Metastatik kanserler beyinde daha sık görülüyor
Beyinde en sık metastatik tümörlerin görüldüğünü söyleyen Prof. Dr. Önder Öngürü, “Beyinde metastatik, yani vücudumuzun başka yerindeki kanserin beyne sıçramasıyla ortaya çıkan tümörlere sık rastlıyoruz. Akciğer ve meme kanseri beyne en çok giden tümörler. Metastatik tümörler dışında bir de ‘primer’ dediğimiz beynin kendine ait olan tümörleri var. Bunlar içinde de beyin zarlarından gelişen tümörleri ve beynin içerisindeki nöronlara desteklik yapan hücrelerin tümörlerini sık görüyoruz” dedi.

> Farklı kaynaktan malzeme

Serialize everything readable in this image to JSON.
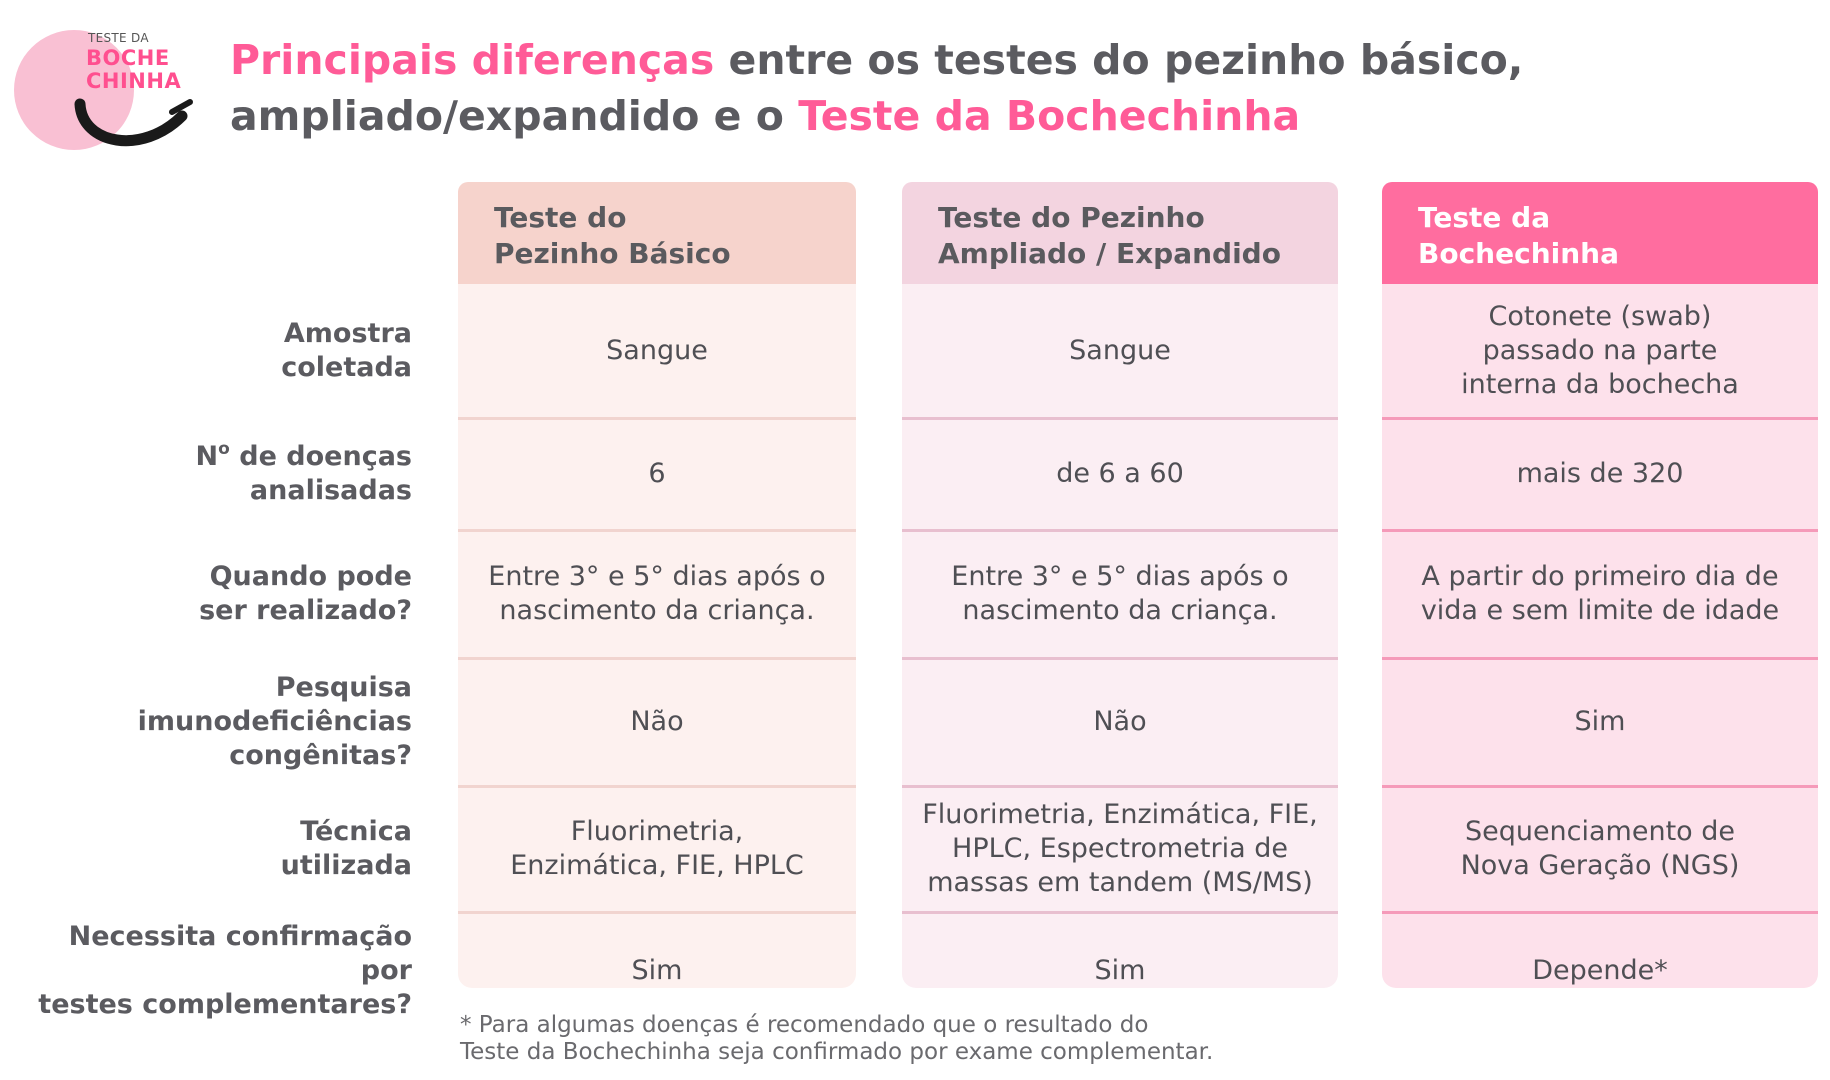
{
  "logo": {
    "small_text": "TESTE DA",
    "line1": "BOCHE",
    "line2": "CHINHA",
    "colors": {
      "circle": "#f9c0d3",
      "text": "#ff4f8f",
      "smile": "#1a1a1a"
    }
  },
  "title": {
    "part1": "Principais diferenças",
    "part2": " entre os testes do pezinho básico,",
    "part3": "ampliado/expandido e o ",
    "part4": "Teste da Bochechinha"
  },
  "columns": [
    {
      "header_line1": "Teste do",
      "header_line2": "Pezinho Básico"
    },
    {
      "header_line1": "Teste do Pezinho",
      "header_line2": "Ampliado / Expandido"
    },
    {
      "header_line1": "Teste da",
      "header_line2": "Bochechinha"
    }
  ],
  "rows": [
    {
      "label_line1": "Amostra",
      "label_line2": "coletada",
      "label_line3": "",
      "cells": [
        {
          "l1": "Sangue",
          "l2": "",
          "l3": ""
        },
        {
          "l1": "Sangue",
          "l2": "",
          "l3": ""
        },
        {
          "l1": "Cotonete (swab)",
          "l2": "passado na parte",
          "l3": "interna da bochecha"
        }
      ]
    },
    {
      "label_line1": "N",
      "label_sup": "o",
      "label_line1b": " de doenças",
      "label_line2": "analisadas",
      "label_line3": "",
      "cells": [
        {
          "l1": "6",
          "l2": "",
          "l3": ""
        },
        {
          "l1": "de 6 a 60",
          "l2": "",
          "l3": ""
        },
        {
          "l1": "mais de 320",
          "l2": "",
          "l3": ""
        }
      ]
    },
    {
      "label_line1": "Quando pode",
      "label_line2": "ser realizado?",
      "label_line3": "",
      "cells": [
        {
          "l1": "Entre 3° e 5° dias após o",
          "l2": "nascimento da criança.",
          "l3": ""
        },
        {
          "l1": "Entre 3° e 5° dias após o",
          "l2": "nascimento da criança.",
          "l3": ""
        },
        {
          "l1": "A partir do primeiro dia de",
          "l2": "vida e sem limite de idade",
          "l3": ""
        }
      ]
    },
    {
      "label_line1": "Pesquisa",
      "label_line2": "imunodeficiências",
      "label_line3": "congênitas?",
      "cells": [
        {
          "l1": "Não",
          "l2": "",
          "l3": ""
        },
        {
          "l1": "Não",
          "l2": "",
          "l3": ""
        },
        {
          "l1": "Sim",
          "l2": "",
          "l3": ""
        }
      ]
    },
    {
      "label_line1": "Técnica",
      "label_line2": "utilizada",
      "label_line3": "",
      "cells": [
        {
          "l1": "Fluorimetria,",
          "l2": "Enzimática, FIE, HPLC",
          "l3": ""
        },
        {
          "l1": "Fluorimetria, Enzimática, FIE,",
          "l2": "HPLC, Espectrometria de",
          "l3": "massas em tandem (MS/MS)"
        },
        {
          "l1": "Sequenciamento de",
          "l2": "Nova Geração (NGS)",
          "l3": ""
        }
      ]
    },
    {
      "label_line1": "Necessita confirmação por",
      "label_line2": "testes complementares?",
      "label_line3": "",
      "cells": [
        {
          "l1": "Sim",
          "l2": "",
          "l3": ""
        },
        {
          "l1": "Sim",
          "l2": "",
          "l3": ""
        },
        {
          "l1": "Depende*",
          "l2": "",
          "l3": ""
        }
      ]
    }
  ],
  "footnote": {
    "line1": "* Para algumas doenças é recomendado que o resultado do",
    "line2": "Teste da Bochechinha seja confirmado por exame complementar."
  },
  "colors": {
    "accent_pink": "#ff5b97",
    "col1_header": "#f6d3cc",
    "col2_header": "#f3d4e0",
    "col3_header": "#ff6d9f"
  }
}
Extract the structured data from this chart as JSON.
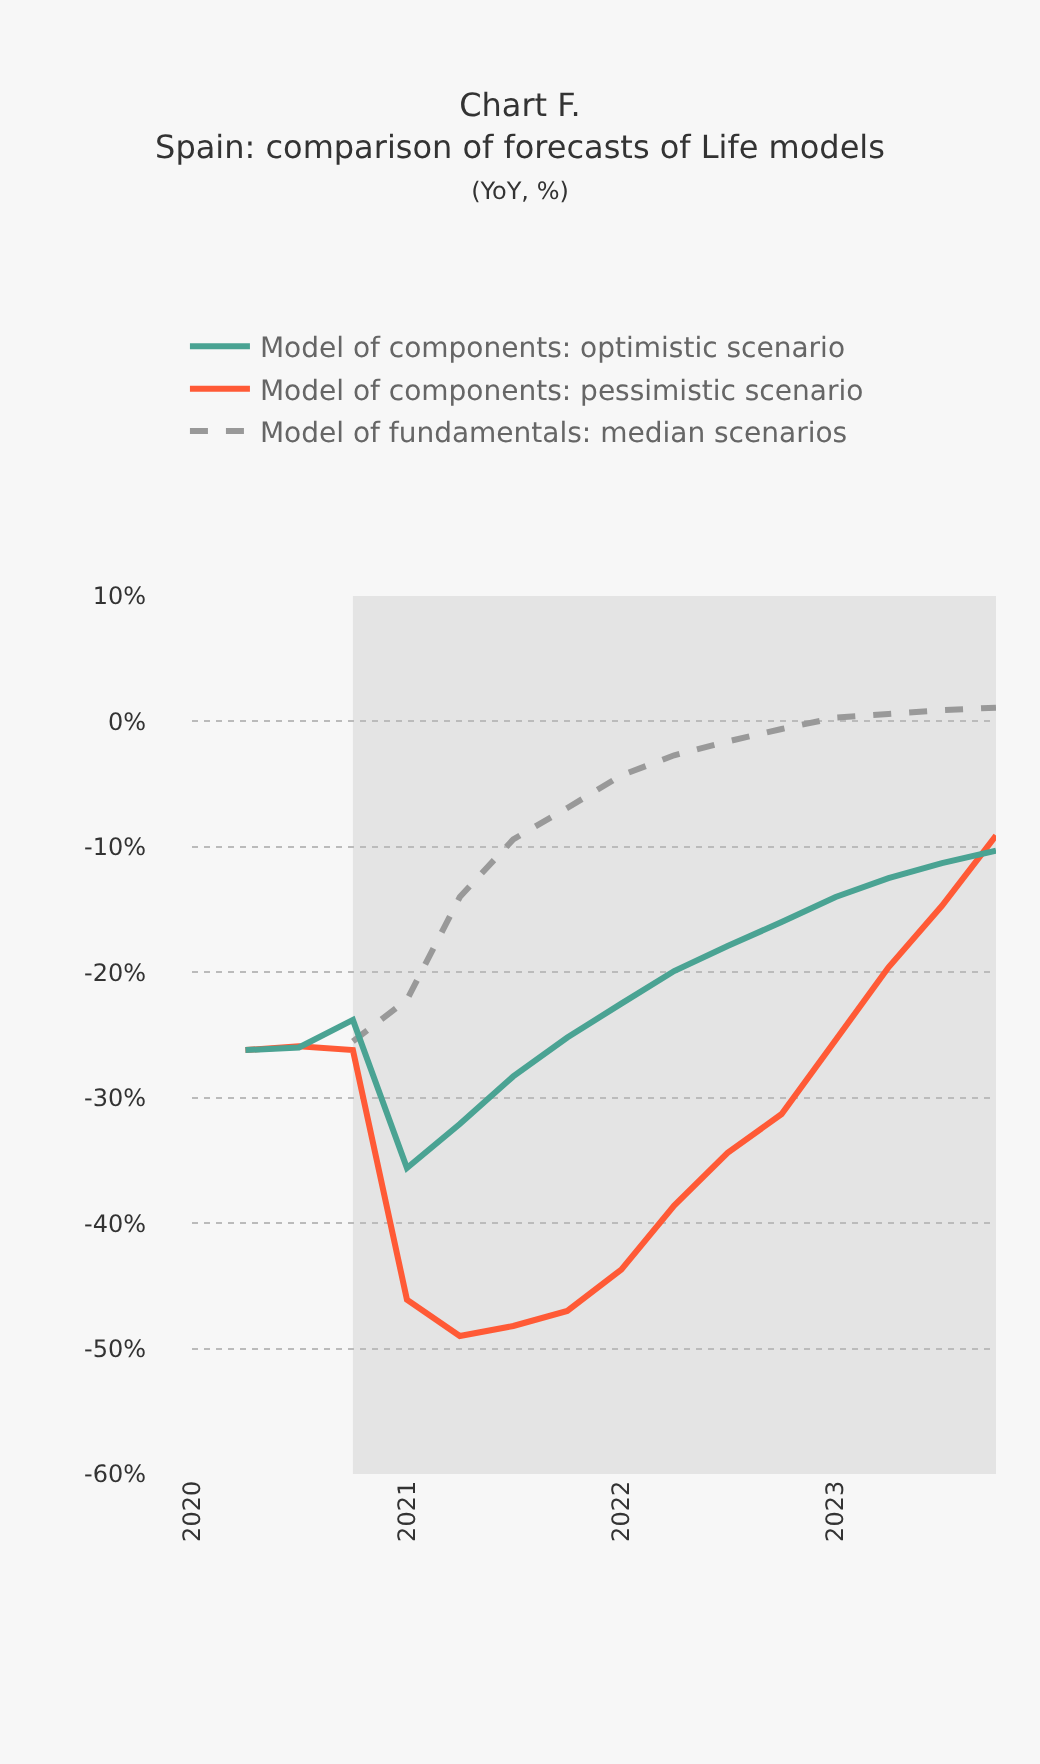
{
  "chart_data": {
    "type": "line",
    "title": "Chart F.\nSpain: comparison of forecasts of Life models",
    "subtitle": "(YoY, %)",
    "x": [
      "2020-04",
      "2020-07",
      "2020-10",
      "2021-01",
      "2021-04",
      "2021-07",
      "2021-10",
      "2022-01",
      "2022-04",
      "2022-07",
      "2022-10",
      "2023-01",
      "2023-04",
      "2023-07",
      "2023-10"
    ],
    "series": [
      {
        "name": "Model of components: optimistic scenario",
        "color": "#4aa393",
        "values": [
          -26.2,
          -26,
          -23.8,
          -35.6,
          -32.1,
          -28.3,
          -25.2,
          -22.5,
          -19.9,
          -17.9,
          -16,
          -14,
          -12.5,
          -11.3,
          -10.3
        ]
      },
      {
        "name": "Model of components: pessimistic scenario",
        "color": "#ff5a36",
        "values": [
          -26.2,
          -25.9,
          -26.2,
          -46.1,
          -49,
          -48.2,
          -47,
          -43.7,
          -38.6,
          -34.4,
          -31.3,
          -25.4,
          -19.6,
          -14.7,
          -9.1
        ]
      },
      {
        "name": "Model of fundamentals: median scenarios",
        "color": "#999999",
        "line_style": "dashed",
        "values": [
          null,
          null,
          -25.5,
          -22.2,
          -14,
          -9.4,
          -6.9,
          -4.3,
          -2.7,
          -1.6,
          -0.6,
          0.3,
          0.6,
          0.9,
          1.1
        ]
      }
    ],
    "xlim": [
      "2020-01",
      "2023-10"
    ],
    "xticks": [
      {
        "value": "2020",
        "label": "2020"
      },
      {
        "value": "2021",
        "label": "2021"
      },
      {
        "value": "2022",
        "label": "2022"
      },
      {
        "value": "2023",
        "label": "2023"
      }
    ],
    "ylim": [
      -60,
      10
    ],
    "yticks": [
      {
        "value": -60,
        "label": "-60%"
      },
      {
        "value": -50,
        "label": "-50%"
      },
      {
        "value": -40,
        "label": "-40%"
      },
      {
        "value": -30,
        "label": "-30%"
      },
      {
        "value": -20,
        "label": "-20%"
      },
      {
        "value": -10,
        "label": "-10%"
      },
      {
        "value": 0,
        "label": "0%"
      },
      {
        "value": 10,
        "label": "10%"
      }
    ],
    "bands": [
      {
        "axis": "x",
        "from": "2020-10",
        "to": "2023-10",
        "color": "#e4e4e4"
      }
    ],
    "grid": "y",
    "legend": "top",
    "line_style": "solid",
    "marker": "none"
  }
}
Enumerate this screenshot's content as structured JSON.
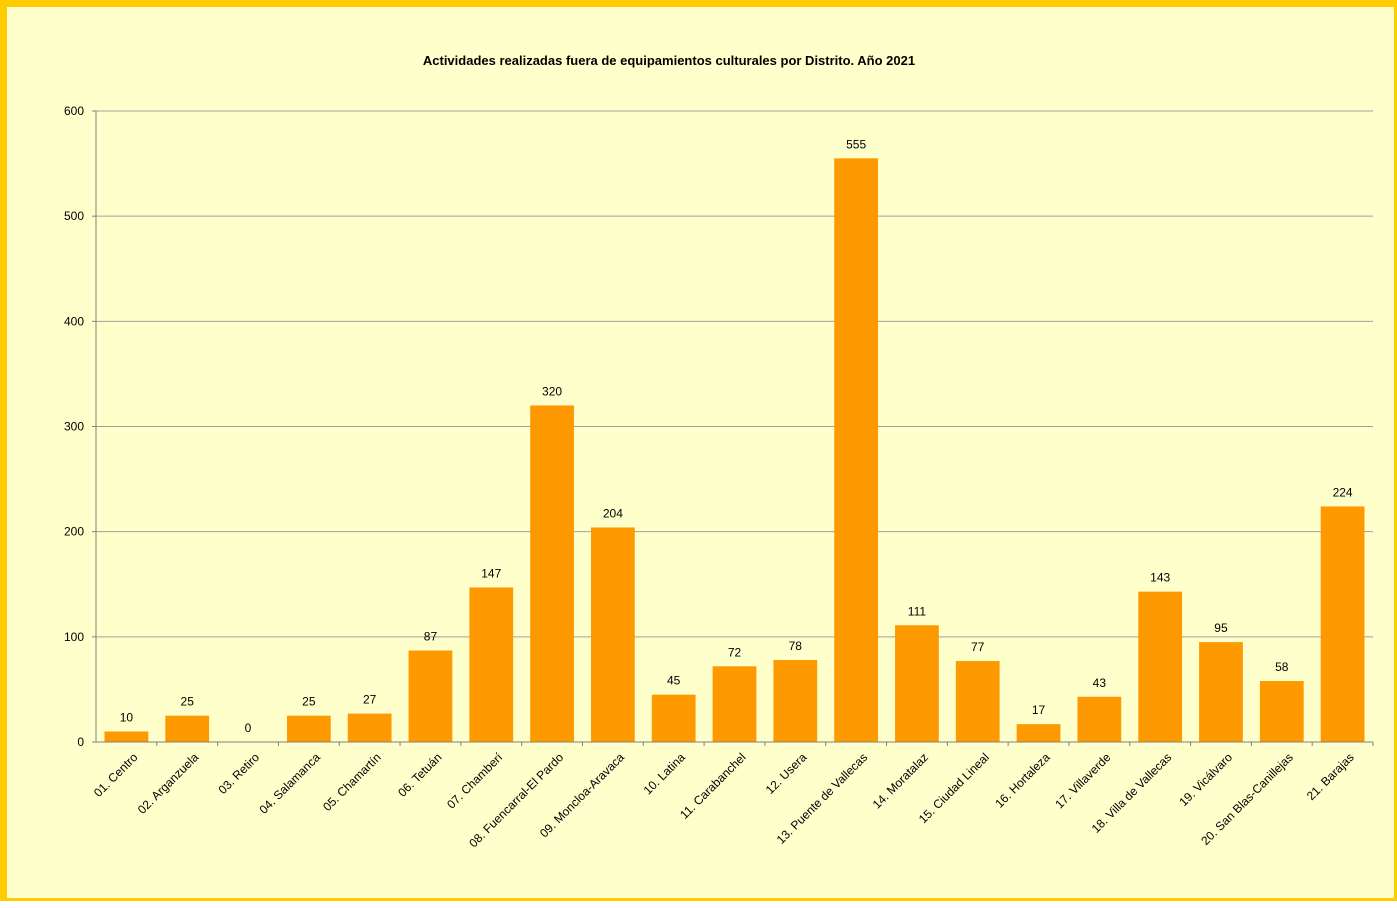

Tüm beyin tümörleri kötü huylu değil
“Beyin tümörü” dendiğinde çoğu insanın korktuğunu söyleyen, oysa gelişen tanı ve tedavi yöntemleri sayesinde artık beyin kanserlerinin de başarılı bir şekilde tedavi edilebildiğini vurgulayan Prof. Dr. Önder Öngürü, “Bu korku aslında hem doğru hem de değil. Beyin zarlarından gelişen tümörlerin çoğu ameliyatla çıkarılabiliyor veya radyoterapi ile tedavi edilebiliyor. Hastaların birçoğu da hayatını normal bir şekilde sürdürebiliyor. Bunların nüksetme ihtimali düşük oluyor. Nüksetse de tekrar ameliyatla çıkarılabiliyor veya radyoterapiyle tedavi edilebiliyorlar. Çocukluk çağı beyin tümörleri içerisinde de pilositik astrositomlar var, bunlar da genellikle iyi seyrediyorlar. Ancak kötü huylu tümörler de var maalesef. Glioblastoma dediğimiz ve yaşlı hastalarda pratikte sık karşılaştığımız tümörler çok hızlı seyrediyorlar” diye konuştu.